With the change came a decision. The cautious, walking advancement was safe, but it was also slow. She had no idea how vast this ocean was, or where its shores might lie.

She stopped at the edge of her pink-tinged ice sheet and looked out at the watery horizon. Time to move.

Instead of willing the next step into existence, she pushed. The power surged forth, not in a trickle, but in a directed torrent. A ribbon of ice, a meter wide, shot out from her feet, flashing across the surface of the water like a cracking whip. It extended fifty meters, a hundred, two hundred—a straight, flat highway gleaming under the strange light. Serena ran.

Her new body obeyed without complaint. There was only speed, clean and exhilarating. She became a blur, her feet a steady percussion on the ice as her path continuously erupted ahead of her. She was the engine and the architect, a lone figure stitching a frozen line across an endless sea.

.

.

.

She ran for what felt like weeks.

Pink water to deep blue, under a sky that cycled through shades of purple. Her ice-bridge cut through gentle swells and past strange, floating patches of luminescent algae. She saw no monsters. She saw no signs of life at all, except for that one time. It was getting warmer and brighter, but the desolate emptiness was becoming its own kind of horror.

The panic began as a cold knot in her stomach, a silent, buzzing static at the edge of her mind.

Hour after hour, step after step, the ice obeyed. And yet, a quiet exhaustion settled in her mind—not of effort, but of scale. She was alone. Forever creating, forever moving.

She skidded to a halt one day, the ice screeching under her feet. She stood in the absolute center of a blue nowhere. Water in every disorienting direction, meeting a featureless sky at a razor-straight line.

"Hundreds of kilometers," she whispered. The words were swallowed by the immense quiet. "Thousands, maybe. I've travelled thousands of kilometers by now."

The sun, now yellow, offered no comfort.

She turned a full, slow circle. Nothing. No smudge of land, no distant shape, no break in the terrifying monotony. A thought, cold and undeniable, erupted in her mind.

'Am I fucking lost?'

The concept was absurd. Lost implied a known point of origin, a destination, a map. She had none of those. She was adrift in a world whose rules she's just realized she barely understood, chasing a ghost from a dead tyrant's memories.

But the deeper fear, the one that made her mind sharpen into a needle-point, was more fundamental.

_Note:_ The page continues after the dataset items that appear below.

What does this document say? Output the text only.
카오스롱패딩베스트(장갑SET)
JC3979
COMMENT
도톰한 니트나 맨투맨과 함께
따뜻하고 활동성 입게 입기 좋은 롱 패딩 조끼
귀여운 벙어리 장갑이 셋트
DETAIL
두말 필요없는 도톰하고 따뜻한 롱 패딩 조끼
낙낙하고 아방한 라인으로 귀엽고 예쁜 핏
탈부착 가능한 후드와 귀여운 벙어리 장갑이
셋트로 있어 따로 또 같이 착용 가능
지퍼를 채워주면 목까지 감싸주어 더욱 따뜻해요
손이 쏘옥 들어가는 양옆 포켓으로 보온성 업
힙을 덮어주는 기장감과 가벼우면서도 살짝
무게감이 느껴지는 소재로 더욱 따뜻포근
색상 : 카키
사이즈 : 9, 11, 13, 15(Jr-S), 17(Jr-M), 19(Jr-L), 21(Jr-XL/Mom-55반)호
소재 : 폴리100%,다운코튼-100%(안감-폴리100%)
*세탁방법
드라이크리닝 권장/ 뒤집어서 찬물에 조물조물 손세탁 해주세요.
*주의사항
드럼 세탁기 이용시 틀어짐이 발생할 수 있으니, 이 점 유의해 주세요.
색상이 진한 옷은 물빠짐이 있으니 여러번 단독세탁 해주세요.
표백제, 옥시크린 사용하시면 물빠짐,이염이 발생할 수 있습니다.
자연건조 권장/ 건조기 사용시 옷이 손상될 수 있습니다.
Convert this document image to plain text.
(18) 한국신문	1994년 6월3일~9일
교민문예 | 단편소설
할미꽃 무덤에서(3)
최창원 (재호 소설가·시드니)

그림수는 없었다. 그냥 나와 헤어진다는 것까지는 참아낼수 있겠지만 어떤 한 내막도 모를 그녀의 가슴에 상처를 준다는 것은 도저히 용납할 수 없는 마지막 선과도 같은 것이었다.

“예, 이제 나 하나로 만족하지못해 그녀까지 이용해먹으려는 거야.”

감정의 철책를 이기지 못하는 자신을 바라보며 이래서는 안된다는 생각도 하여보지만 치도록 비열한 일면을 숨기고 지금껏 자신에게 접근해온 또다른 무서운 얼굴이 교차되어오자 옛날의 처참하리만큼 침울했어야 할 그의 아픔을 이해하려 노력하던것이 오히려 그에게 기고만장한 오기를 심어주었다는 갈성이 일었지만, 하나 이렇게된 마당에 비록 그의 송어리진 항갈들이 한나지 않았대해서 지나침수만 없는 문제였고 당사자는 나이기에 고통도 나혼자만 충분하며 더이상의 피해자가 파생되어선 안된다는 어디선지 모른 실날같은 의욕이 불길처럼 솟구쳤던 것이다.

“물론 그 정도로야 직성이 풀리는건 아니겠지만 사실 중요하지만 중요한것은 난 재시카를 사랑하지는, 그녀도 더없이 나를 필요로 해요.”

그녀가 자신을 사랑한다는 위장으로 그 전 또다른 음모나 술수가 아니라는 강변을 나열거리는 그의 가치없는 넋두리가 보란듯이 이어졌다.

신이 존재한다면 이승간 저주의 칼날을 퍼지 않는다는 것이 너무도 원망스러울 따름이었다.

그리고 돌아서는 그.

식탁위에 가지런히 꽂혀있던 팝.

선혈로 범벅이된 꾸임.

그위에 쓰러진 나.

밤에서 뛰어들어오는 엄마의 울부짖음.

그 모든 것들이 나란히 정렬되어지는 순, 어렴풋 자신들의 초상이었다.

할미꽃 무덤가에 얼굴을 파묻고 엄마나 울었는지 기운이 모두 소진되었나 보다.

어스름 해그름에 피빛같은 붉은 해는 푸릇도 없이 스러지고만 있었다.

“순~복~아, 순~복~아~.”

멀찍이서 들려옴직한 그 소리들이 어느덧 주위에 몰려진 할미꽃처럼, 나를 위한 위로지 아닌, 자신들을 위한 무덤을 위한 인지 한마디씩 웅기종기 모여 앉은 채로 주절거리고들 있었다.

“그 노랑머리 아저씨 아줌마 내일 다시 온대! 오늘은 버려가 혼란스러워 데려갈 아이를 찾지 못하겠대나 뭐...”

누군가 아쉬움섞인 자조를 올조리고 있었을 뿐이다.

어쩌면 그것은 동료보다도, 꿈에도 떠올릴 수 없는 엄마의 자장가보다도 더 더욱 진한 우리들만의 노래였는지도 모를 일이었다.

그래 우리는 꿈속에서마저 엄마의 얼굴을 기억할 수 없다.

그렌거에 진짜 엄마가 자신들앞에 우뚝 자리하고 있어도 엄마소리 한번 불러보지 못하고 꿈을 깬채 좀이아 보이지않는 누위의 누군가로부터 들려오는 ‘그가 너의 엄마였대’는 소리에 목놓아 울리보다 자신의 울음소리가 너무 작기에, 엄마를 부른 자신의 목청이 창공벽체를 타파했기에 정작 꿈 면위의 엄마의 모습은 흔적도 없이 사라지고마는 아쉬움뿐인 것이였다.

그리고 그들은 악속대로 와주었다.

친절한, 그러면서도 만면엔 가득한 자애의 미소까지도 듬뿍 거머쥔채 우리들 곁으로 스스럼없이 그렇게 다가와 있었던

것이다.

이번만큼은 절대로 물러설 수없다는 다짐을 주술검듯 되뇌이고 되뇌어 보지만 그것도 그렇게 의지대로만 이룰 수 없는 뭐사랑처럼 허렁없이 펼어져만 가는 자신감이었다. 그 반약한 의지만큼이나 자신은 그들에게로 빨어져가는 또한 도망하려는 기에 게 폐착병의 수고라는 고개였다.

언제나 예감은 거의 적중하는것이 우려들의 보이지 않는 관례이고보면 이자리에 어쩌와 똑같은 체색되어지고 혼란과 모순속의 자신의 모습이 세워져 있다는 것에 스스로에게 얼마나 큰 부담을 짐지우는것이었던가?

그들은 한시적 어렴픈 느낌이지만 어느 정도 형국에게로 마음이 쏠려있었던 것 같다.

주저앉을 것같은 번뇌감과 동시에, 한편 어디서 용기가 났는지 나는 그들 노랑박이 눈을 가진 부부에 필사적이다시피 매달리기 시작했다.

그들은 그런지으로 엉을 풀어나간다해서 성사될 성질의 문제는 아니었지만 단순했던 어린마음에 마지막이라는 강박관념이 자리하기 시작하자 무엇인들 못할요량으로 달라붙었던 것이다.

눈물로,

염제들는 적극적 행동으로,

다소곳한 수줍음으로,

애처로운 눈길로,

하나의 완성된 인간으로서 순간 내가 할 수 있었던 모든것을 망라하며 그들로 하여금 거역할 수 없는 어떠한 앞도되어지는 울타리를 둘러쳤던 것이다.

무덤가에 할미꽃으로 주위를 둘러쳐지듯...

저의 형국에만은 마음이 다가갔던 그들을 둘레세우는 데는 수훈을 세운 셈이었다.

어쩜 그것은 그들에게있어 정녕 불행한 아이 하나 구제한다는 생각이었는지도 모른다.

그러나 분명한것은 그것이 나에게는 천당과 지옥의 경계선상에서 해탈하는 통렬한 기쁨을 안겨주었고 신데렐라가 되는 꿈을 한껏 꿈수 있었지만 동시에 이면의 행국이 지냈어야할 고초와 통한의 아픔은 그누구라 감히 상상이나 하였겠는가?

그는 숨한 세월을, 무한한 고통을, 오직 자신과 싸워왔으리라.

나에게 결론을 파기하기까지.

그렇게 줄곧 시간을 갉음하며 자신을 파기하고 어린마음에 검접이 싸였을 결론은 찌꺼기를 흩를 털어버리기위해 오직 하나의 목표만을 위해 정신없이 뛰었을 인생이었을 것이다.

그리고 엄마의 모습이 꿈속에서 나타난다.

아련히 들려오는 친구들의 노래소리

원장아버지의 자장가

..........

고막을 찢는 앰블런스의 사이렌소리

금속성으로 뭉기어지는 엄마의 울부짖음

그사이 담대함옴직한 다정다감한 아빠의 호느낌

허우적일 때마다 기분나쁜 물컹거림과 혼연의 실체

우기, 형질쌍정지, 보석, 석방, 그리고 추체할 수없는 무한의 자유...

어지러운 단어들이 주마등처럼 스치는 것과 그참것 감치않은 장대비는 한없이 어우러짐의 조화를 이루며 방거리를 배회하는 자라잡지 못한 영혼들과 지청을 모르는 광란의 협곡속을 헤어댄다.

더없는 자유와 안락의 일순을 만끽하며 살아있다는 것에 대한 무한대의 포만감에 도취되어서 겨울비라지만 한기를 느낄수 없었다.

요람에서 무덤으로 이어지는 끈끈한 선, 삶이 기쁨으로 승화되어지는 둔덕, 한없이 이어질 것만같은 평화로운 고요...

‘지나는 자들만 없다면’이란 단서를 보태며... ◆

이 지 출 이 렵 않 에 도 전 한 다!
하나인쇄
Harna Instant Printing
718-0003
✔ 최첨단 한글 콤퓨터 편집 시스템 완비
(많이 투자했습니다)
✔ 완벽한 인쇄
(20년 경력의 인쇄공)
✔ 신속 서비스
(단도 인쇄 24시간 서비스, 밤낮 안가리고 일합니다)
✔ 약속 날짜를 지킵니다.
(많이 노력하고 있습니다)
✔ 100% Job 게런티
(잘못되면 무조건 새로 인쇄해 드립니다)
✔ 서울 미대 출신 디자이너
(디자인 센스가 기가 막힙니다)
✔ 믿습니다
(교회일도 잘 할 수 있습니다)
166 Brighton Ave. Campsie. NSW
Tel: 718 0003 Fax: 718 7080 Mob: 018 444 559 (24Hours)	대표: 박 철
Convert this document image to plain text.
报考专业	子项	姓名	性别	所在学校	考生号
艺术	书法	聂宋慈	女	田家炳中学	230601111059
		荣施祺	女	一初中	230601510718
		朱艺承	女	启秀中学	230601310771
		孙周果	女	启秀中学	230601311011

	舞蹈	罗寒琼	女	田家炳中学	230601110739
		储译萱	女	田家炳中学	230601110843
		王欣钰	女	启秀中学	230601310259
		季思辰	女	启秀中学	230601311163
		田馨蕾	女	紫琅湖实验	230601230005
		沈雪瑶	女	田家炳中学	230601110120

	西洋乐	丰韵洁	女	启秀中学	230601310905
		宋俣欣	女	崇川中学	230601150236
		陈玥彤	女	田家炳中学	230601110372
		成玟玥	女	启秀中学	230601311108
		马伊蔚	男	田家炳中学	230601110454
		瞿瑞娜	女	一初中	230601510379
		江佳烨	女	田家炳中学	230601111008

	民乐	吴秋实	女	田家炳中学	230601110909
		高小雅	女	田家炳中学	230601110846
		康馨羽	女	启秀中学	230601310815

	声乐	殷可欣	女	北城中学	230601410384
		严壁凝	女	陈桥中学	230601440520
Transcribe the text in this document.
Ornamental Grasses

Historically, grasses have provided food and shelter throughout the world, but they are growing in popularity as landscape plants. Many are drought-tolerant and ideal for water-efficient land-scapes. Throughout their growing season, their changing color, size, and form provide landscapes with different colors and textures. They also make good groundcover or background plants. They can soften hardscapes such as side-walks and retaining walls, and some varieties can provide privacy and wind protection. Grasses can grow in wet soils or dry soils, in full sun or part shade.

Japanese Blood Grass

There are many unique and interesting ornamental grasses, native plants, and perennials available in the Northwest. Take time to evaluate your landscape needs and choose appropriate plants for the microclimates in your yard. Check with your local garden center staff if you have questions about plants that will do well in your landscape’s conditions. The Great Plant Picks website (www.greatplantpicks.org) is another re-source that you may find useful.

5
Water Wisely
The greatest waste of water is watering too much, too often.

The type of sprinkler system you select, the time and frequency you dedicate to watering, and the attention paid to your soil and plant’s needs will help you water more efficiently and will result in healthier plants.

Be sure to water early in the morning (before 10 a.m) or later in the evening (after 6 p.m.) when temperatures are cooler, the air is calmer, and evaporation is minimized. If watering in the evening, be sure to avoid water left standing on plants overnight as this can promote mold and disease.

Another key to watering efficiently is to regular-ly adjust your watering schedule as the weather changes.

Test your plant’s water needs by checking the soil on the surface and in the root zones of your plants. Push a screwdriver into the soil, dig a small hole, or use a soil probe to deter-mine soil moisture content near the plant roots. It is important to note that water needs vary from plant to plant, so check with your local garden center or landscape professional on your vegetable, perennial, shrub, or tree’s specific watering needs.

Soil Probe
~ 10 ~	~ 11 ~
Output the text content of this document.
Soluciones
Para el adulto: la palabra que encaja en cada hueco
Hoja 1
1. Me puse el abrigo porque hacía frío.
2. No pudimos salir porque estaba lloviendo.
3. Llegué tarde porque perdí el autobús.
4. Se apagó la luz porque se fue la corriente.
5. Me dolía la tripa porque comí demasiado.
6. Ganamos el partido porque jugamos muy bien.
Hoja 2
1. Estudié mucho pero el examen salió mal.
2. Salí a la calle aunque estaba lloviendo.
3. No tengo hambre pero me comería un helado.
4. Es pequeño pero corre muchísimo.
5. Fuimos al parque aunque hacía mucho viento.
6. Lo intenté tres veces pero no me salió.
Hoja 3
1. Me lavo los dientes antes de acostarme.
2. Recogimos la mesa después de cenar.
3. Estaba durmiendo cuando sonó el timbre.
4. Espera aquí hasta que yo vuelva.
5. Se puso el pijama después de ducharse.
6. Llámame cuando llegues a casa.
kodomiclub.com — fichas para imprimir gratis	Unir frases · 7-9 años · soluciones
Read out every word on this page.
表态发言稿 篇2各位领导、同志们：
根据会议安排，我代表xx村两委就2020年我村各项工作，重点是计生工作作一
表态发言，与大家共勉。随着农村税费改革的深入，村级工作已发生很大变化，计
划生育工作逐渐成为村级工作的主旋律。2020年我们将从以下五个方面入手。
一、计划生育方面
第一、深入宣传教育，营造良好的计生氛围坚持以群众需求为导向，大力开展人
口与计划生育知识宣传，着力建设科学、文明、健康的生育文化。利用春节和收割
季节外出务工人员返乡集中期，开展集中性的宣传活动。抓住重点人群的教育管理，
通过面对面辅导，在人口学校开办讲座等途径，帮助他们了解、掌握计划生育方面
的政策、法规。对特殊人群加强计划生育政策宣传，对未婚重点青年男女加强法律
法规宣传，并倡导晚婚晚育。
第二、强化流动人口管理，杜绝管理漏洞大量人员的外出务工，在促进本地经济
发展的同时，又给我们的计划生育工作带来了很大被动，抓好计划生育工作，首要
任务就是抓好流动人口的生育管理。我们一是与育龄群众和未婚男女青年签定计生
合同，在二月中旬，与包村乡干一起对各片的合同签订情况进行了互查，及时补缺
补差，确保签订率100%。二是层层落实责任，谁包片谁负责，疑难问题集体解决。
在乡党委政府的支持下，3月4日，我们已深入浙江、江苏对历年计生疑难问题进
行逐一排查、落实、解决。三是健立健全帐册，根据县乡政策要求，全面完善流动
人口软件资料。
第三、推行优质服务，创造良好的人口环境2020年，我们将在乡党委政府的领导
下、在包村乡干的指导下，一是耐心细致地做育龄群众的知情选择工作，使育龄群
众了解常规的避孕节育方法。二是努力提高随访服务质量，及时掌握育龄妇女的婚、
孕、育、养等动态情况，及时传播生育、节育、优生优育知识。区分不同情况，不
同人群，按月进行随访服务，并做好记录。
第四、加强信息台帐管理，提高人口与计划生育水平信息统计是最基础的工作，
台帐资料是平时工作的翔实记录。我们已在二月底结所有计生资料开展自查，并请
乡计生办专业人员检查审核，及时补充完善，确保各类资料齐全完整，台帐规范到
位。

'What if there was no shore?'

What if this ocean, this world, was just that—an endless, recursive liquid plain with the island as its only, monstrous landmark? And she had left it behind. She had fled in a blind panic and run headlong into an infinite blue trap.

For the first time since awakening in this new body, Serena felt a sensation deeply, horribly familiar. It was the closing of walls, the shrinking of the world, the sheer, helpless desperation of being trapped. It was the feeling of her old apartment, her old life, her old mind.

She stood on her self-made road in the middle of nothing—the vast, empty power of a God-emperor humming dormant in her veins, and felt utterly, completely lost.